SovEcon, a leading agricultural analyst, said on Monday the government might extend the ban even longer, reducing 2010-11 wheat exports to about 3 million tonnes instead of the earlier expected 10-11 million tonnes.
SovEcon also said Russia's wheat crop might be about one-third smaller than last year's, dropping to 43 million tonnes from 61.7 million tonnes in 2009.
Russia's main sugar lobby warned on Monday that the drought may hamper this year's beet sugar output, reducing it from the earlier expected 4 million tonnes to 3.2-3.5 million tonnes.

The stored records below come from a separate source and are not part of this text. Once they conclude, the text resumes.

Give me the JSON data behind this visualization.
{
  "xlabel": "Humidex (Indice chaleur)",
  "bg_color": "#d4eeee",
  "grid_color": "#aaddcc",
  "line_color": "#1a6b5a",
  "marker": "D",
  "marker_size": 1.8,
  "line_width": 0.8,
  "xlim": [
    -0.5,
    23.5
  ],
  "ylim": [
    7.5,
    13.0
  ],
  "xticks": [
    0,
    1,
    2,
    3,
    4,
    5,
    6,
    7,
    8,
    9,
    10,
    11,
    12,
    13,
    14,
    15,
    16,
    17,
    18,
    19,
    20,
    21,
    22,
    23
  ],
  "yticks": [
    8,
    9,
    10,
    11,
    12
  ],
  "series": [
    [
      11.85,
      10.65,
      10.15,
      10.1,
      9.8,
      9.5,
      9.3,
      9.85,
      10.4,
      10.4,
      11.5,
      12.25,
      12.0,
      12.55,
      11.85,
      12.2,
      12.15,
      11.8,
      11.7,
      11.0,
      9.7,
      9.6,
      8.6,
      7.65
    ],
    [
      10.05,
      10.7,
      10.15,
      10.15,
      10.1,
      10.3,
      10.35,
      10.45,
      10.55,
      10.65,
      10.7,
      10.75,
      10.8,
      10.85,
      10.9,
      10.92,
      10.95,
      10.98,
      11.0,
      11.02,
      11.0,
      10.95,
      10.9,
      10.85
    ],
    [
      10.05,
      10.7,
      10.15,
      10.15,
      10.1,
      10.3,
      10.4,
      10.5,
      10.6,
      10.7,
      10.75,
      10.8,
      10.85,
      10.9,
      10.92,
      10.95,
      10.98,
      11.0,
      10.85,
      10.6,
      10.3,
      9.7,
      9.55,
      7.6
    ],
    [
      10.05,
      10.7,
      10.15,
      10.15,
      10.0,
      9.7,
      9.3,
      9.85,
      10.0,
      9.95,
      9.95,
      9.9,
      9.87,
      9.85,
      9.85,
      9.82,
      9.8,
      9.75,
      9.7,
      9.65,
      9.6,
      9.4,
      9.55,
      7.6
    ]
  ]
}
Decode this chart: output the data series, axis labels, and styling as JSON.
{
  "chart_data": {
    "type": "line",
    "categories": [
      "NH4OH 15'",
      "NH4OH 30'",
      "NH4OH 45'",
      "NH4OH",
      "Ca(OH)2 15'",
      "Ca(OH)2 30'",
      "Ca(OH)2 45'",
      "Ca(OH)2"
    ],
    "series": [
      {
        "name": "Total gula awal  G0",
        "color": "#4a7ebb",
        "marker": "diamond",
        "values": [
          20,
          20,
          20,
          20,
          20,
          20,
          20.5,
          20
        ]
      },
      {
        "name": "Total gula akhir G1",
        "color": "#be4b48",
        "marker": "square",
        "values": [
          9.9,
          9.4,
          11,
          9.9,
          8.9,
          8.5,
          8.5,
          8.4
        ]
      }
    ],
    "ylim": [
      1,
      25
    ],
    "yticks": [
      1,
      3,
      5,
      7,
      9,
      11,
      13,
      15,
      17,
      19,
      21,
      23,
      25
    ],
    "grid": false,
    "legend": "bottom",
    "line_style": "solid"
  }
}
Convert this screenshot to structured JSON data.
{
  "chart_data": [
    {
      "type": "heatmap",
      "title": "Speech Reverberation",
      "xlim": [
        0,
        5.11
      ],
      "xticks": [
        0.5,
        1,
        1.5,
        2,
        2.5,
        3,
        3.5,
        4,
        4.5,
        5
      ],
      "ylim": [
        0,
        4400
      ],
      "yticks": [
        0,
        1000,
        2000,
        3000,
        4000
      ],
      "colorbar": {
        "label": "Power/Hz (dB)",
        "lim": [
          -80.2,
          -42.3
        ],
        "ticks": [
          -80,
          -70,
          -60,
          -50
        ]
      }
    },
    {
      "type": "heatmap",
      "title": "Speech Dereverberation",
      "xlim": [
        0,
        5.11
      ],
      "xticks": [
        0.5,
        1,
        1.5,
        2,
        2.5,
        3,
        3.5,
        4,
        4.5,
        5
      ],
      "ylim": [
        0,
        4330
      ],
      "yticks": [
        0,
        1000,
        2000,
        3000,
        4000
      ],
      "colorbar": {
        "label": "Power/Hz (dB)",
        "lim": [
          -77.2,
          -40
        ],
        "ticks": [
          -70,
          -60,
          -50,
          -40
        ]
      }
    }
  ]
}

The downgraded sugar beet forecast is not expect to change Russia's import needs as it has large domestic reserves. Almost all sugar produced in Russia is consumed domestically.
Kremlin critics have blamed Putin for what they call a sluggish and ineffective government response to the fires, but polls have so far shown no decline in his popularity.
Russia has begun to feel economic effects from the horrid weather conditions, which have prompted banks and businesses to reduce staffing and slowed activity in the service sector.
Alfa Bank, a Moscow investment bank, said it would not publish a daily research bulletin on Monday or Tuesday.
"Owing to severe weather in Moscow, there is only a limited presence at the bank," an Alfa official said in an e-mail.
According to the business daily Kommersant, investment bank Uralsib shortened its workday on Monday, and state-controlled behemoth Sberbank closed some of its back offices.
But many Muscovites did report for work, trudging to metro stations or driving on streets where visibility was far below normal and smog veiled buildings.
Many people wore facemasks to try to filter the smoke, but the masks were increasingly hard to find and some doctors raised concerns about an official whitewash of the real impact of the smoke in Moscow.
An unnamed doctor at a Moscow clinic wrote on his Internet site over the weekend that he was wary of diagnosing patients with heat- and smoke-related illnesses for fear of dismissal.
Another doctor at a major hospital, speaking on condition of anonymity, told Reuters on Sunday that senior management had instructed staff not to link patients' illnesses with the heat.
Moscow authorities said over the weekend that reception centers were operating city-wide as refuges from the heat. But Vitaly Bredikhin, deputy manager of one of the centers, said that about 90 percent of the facilities lacked air-conditioning.
At one of the shelters, in an old building near Pushkin Square in the center of the city, about 10 elderly people sat in a hot dining room with no air-conditioning or even a fan.